Italian AM expands to US

Italian AM expands to US

Tuesday 19 November 2019 17:25 London/ 12.25 New York/ 01.25 (+ 1 day) Tokyo

Sector developments and company hires

Azimut expands

Italian asset manager Azimut has established a US-based operation named Azimut Alternative Capital Partners (AACP), with the purpose of investing in GP stakes of alternative managers specialised in the private markets space. Concurrently, it signed an investment and shareholder agreement with AACP’s new ceo Jeffry Brown to execute a 10-year business plan, which aims to build a leading private markets strategic permanent capital solutions provider and business operator. AACP’s focus is on the underserved segment of sub-US$3bn AUM alternative asset management businesses and it anticipates an investment of capital sufficient to achieve over US$7bn of pro-rata AUM, as well as the entrance of further key senior managers over time. Brown has over two decades of investing, due diligence and operating management experience in the alternatives asset management industry.
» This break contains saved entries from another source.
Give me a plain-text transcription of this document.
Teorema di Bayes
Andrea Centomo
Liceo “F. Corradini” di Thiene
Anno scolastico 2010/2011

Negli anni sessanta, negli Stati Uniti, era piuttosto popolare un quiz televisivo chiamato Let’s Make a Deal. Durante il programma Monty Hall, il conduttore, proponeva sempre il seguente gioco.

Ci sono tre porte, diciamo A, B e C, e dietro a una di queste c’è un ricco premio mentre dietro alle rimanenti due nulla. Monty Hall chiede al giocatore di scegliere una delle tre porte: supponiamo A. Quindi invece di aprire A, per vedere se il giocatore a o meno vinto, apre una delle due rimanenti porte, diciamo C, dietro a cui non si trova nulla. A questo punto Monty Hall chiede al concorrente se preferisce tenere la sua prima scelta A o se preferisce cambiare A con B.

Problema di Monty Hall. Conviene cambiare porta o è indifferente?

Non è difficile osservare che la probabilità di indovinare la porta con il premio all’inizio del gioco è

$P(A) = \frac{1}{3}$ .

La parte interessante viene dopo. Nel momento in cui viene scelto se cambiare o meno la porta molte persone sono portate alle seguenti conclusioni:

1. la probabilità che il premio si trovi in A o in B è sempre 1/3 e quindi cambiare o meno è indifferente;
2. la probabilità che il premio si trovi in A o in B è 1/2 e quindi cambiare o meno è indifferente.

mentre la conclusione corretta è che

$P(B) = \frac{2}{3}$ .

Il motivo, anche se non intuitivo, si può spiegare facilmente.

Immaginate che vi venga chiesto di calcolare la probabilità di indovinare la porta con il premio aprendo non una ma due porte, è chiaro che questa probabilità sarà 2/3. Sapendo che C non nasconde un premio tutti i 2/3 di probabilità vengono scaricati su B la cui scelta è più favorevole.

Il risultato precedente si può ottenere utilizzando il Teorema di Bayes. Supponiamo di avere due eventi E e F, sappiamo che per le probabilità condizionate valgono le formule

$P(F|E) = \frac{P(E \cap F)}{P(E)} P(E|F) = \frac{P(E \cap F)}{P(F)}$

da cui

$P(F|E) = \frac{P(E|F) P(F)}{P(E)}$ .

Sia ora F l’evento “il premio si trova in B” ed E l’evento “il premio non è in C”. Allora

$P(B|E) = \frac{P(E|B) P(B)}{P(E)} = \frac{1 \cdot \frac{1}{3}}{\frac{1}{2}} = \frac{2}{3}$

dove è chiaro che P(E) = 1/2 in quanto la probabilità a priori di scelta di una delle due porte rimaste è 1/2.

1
He was previously an md at Dyal Capital Partners and, before that, worked at Bear Stearns Asset Management and Morgan Stanley Asset Management.

Credit firm bulks up

Monroe Capital has expanded its opportunistic private credit team with the addition of four new hires: Jason Starr, md, responsible for sourcing, underwriting, conducting due diligence, negotiating legal documents and managing opportunistic real estate credit investments, Darrick Ginkel, md, responsible for originating, analysing, evaluating and managing opportunistic private credit investments, Joseph Valickus director in the New York office, responsible for originating, evaluating, underwriting and managing opportunistic private credit and equity investments across multiple industries, including specialty finance, corporate loans, secondaries, and real estate and Chris Spanel, avp, in the Chicago office, is responsible for analysing, evaluating and managing opportunistic private credit investments across multiple industries, including specialty finance, corporate loans, secondaries, and real estate.

DFHL default

Moody's notes that the general operational practice among banks in the Indian ABS market to require the consent of the sponsor before cash reserves are released to trustees is credit negative, because it significantly increases the risk of immediate default for ABS deals upon the sponsor's default. A number of Indian RMBS issued by Dewan Housing Finance Limited (DFHL) defaulted last month because the cash collateral bank required DHFL's consent before it could release cash to the trustee. As the sponsor did not provide the consent, the trustee could not access cash reserves in time to make payments to investors. Following the DHFL default, sponsors and trustees have been working with cash collateral banks to provide the trustee unhindered access to cash reserves, which are held in trust for the securitisations. The lien over the bank accounts holding the cash reserves is also in favour of the trustees.

Fallback language adopted

Fannie Mae and Freddie Mac has announced that they will use the ARRC’s recommended fallback language for new USD denominated closed-end, residential adjustable-rate mortgages (ARMs) and plan to publish updates to their uniform ARM notes in the first quarter of 2020. Simultaneously, the ARRC has released recommended contractual fallback language for new USD denominated closed-end, residential adjustable-rate mortgages (ARMs). These provisions are for market participants’ voluntary use in new residential ARMs that reference USD LIBOR, and were developed with the goal of reducing the risk of serious market disruption in the event that LIBOR is no longer available. The recommendations provide clear language that would replace USD LIBOR with a spread-adjusted index based on SOFR which had been recommended by the ARRC for consumer products.

Mortgage ILS priced

Genworth has priced its first mortgage ILS – Triangle Re or TMIR 2019-1. The deal’s $135m 1.6 year wal M1 notes printed at plus 190bp; the $151m, 3.8 year M2s at plus290bp and $17m 5.2 year B1s at plus 415bp. This means that all six major US mortgage insurers have now entered the credit risk transfer market via securitisation structures.

RFC on interest rule

The FDIC and OCC are soliciting comments on a proposed rule to clarify that when a national bank or savings association sells, assigns or otherwise transfers a loan, interest permissible prior to the transfer continues to be permissible following the transfer. This proposal aims to address confusion about the effect of a transfer on a loan’s valid interest rate, including confusion resulting from the recent Madden versus Midland Funding decision by the US Court of Appeals for the Second Circuit. Comments will be accepted for 60 days after publication in the Federal Register.